Wednesday, April 21, 2010

It's final: GMA can pick next Supreme Court chief

MANILA, Philippines - President Arroyo’s power to name the next chief justice was affirmed by the Supreme Court (SC), which ruled with finality on the case yesterday.
Nine justices voted to uphold their March 17 decision that the constitutional ban on midnight appointments does not apply to the SC.
Holding session in Baguio City, Associate Justices Lucas Bersamin, Jose Perez, Roberto Abad, Martin Villarama, Teresita Leonardo-de Castro, Arturo Brion, Diosdado Peralta, Jose Mendoza and Mariano del Castillo dismissed the arguments raised in the motions for reconsideration of various groups.
Justice Conchita Carpio-Morales dissented, while Chief Justice Reynato Puno and senior Justices Renato Corona and Antonio Carpio did not take part in the voting.
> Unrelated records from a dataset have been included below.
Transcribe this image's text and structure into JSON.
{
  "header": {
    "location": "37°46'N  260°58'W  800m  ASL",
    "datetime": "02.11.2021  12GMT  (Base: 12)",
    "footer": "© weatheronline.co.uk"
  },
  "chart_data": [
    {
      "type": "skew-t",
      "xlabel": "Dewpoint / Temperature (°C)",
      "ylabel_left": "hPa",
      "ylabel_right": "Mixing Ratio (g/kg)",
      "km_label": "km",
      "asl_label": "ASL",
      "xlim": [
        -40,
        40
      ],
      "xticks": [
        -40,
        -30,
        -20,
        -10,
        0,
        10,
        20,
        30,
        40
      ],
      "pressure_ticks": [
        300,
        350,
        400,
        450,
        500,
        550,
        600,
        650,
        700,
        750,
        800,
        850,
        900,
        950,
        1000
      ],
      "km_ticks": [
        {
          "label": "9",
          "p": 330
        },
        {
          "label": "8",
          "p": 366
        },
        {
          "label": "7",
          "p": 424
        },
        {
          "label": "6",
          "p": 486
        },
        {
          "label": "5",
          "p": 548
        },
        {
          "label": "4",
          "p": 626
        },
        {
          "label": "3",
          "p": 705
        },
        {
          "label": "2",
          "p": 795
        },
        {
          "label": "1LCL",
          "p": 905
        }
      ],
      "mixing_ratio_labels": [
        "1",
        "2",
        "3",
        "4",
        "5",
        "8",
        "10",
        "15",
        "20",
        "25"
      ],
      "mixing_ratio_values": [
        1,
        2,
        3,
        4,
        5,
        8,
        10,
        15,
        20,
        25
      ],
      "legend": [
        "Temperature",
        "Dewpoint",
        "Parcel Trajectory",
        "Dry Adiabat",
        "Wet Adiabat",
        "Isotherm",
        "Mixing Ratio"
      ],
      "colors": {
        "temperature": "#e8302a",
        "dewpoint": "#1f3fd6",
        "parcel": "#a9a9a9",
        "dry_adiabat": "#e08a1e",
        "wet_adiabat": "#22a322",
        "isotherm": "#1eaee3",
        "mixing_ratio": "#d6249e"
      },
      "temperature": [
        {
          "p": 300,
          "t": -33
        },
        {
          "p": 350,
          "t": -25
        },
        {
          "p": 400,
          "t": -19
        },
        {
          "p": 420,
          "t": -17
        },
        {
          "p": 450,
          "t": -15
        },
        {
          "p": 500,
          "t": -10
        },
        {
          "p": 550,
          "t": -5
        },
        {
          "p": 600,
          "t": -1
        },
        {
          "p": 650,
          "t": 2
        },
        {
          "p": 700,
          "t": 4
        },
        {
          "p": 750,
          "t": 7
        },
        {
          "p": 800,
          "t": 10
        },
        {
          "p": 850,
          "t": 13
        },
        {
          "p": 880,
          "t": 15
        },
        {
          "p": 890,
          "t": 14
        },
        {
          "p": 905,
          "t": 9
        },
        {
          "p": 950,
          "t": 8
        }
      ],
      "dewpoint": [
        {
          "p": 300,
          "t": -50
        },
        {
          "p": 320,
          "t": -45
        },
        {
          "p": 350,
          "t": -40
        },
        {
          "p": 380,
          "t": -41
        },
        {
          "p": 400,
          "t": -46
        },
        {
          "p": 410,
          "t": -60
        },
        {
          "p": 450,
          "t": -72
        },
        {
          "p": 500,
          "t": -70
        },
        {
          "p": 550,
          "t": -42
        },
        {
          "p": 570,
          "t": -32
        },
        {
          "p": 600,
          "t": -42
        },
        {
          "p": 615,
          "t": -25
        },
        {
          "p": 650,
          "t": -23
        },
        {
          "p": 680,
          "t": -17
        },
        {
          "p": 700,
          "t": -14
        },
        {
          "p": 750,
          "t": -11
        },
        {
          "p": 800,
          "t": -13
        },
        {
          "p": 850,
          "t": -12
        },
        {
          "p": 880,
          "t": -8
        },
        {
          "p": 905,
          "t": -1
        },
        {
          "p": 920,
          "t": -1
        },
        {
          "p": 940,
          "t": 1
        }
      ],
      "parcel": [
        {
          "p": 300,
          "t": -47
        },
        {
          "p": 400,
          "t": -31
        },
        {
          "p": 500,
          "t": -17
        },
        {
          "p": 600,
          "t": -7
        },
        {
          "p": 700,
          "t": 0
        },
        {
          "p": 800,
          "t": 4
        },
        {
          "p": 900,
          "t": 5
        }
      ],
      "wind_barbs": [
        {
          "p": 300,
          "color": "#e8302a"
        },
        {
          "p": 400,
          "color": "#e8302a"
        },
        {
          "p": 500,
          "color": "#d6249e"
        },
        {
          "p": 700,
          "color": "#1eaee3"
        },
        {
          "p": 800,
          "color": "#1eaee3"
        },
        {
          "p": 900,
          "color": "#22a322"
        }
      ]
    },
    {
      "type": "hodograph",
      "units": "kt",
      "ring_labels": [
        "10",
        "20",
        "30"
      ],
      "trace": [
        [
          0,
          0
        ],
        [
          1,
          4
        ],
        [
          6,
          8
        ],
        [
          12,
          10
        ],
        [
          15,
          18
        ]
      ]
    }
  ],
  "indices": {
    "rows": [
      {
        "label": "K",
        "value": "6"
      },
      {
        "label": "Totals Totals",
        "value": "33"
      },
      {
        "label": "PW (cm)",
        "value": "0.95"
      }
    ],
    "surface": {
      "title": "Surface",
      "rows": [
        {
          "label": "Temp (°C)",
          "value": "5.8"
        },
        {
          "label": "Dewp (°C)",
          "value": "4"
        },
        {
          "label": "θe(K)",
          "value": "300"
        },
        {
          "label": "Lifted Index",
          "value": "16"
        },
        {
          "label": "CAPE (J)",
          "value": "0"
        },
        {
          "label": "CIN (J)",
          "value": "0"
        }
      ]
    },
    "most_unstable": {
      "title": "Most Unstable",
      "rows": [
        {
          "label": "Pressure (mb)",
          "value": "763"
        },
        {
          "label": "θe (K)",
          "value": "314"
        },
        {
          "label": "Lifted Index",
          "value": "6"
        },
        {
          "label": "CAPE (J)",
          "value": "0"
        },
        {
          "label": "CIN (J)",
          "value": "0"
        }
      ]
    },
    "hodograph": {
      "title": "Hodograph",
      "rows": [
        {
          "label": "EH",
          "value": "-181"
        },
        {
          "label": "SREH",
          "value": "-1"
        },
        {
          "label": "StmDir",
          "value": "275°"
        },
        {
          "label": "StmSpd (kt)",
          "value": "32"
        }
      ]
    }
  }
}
At Malacañang, deputy presidential spokesman Gary Olivar said the SC ruling will pave the way for the appointment of Puno’s successor after he retires on May 17.
Deputy presidential spokesman Rogelio Peyuan said Mrs. Arroyo would do what she deems is in the best interest of the country.
“If this is what is required of the President then she would do this especially since this was not her determination but this is what was contained in the decision of our Supreme Court,” he said in Filipino.
Jose Midas Marquez, court administrator and SC spokesman, said the majority of justices believe that the basic issues raised in the motions for reconsideration have been passed upon in the original decision.
“Given the background and rationale for the prohibition in Section 15, Article VII, we have no doubt that the Constitutional Commission confined the prohibition to appointments made in the executive department,” read the SC decision.
“The framers did not need to extend the prohibition to appointments in the judiciary, because their establishment of the JBC and their subjecting the nomination and screening of candidates for judicial positions to the unhurried and deliberate prior process of the JBC ensured that there would no longer be midnight appointments to the judiciary.”
However, the justices failed to come up with a doctrinal ruling on whether the exemption to the midnight
appointment ban applies only to the SC or to the entire judiciary, Marquez said.
Justices Antonio Eduardo Nachura and Presbitero Velasco voted to grant the motions for reconsideration on the ground that the decision was premature.
Justice Carpio-Morales believed that Mrs. Arroyo cannot name the next chief justice based on the constitutional ban on midnight appointments.
Three resolutions were issued by the Court yesterday: one by Justice Bersamin, who penned the decision; another by Justice Brion, who concurred with the majority decision, but with a qualification; and the last one by Justice Carpio-Morales, who reiterated her dissent.
It was exactly the same voting as in the consolidated petitions of the Philippine Constitution Association and lawyers Arturo de Castro and Estelito Mendoza.
There was no majority vote as to the validity of the 1998 decision of the Court to void the appointments of Judges Mateo Valenzuela and Placido Vallarta to the regional trial courts for violating the constitutional ban on appointments during the election period.
The SC again gave weight to the government’s position that appointments in the SC cannot be considered midnight because of the nomination process in the Judicial and Bar Council.
It also agreed with the Office of the Solicitor
General that the JBC does not have the power to withhold its list from the President.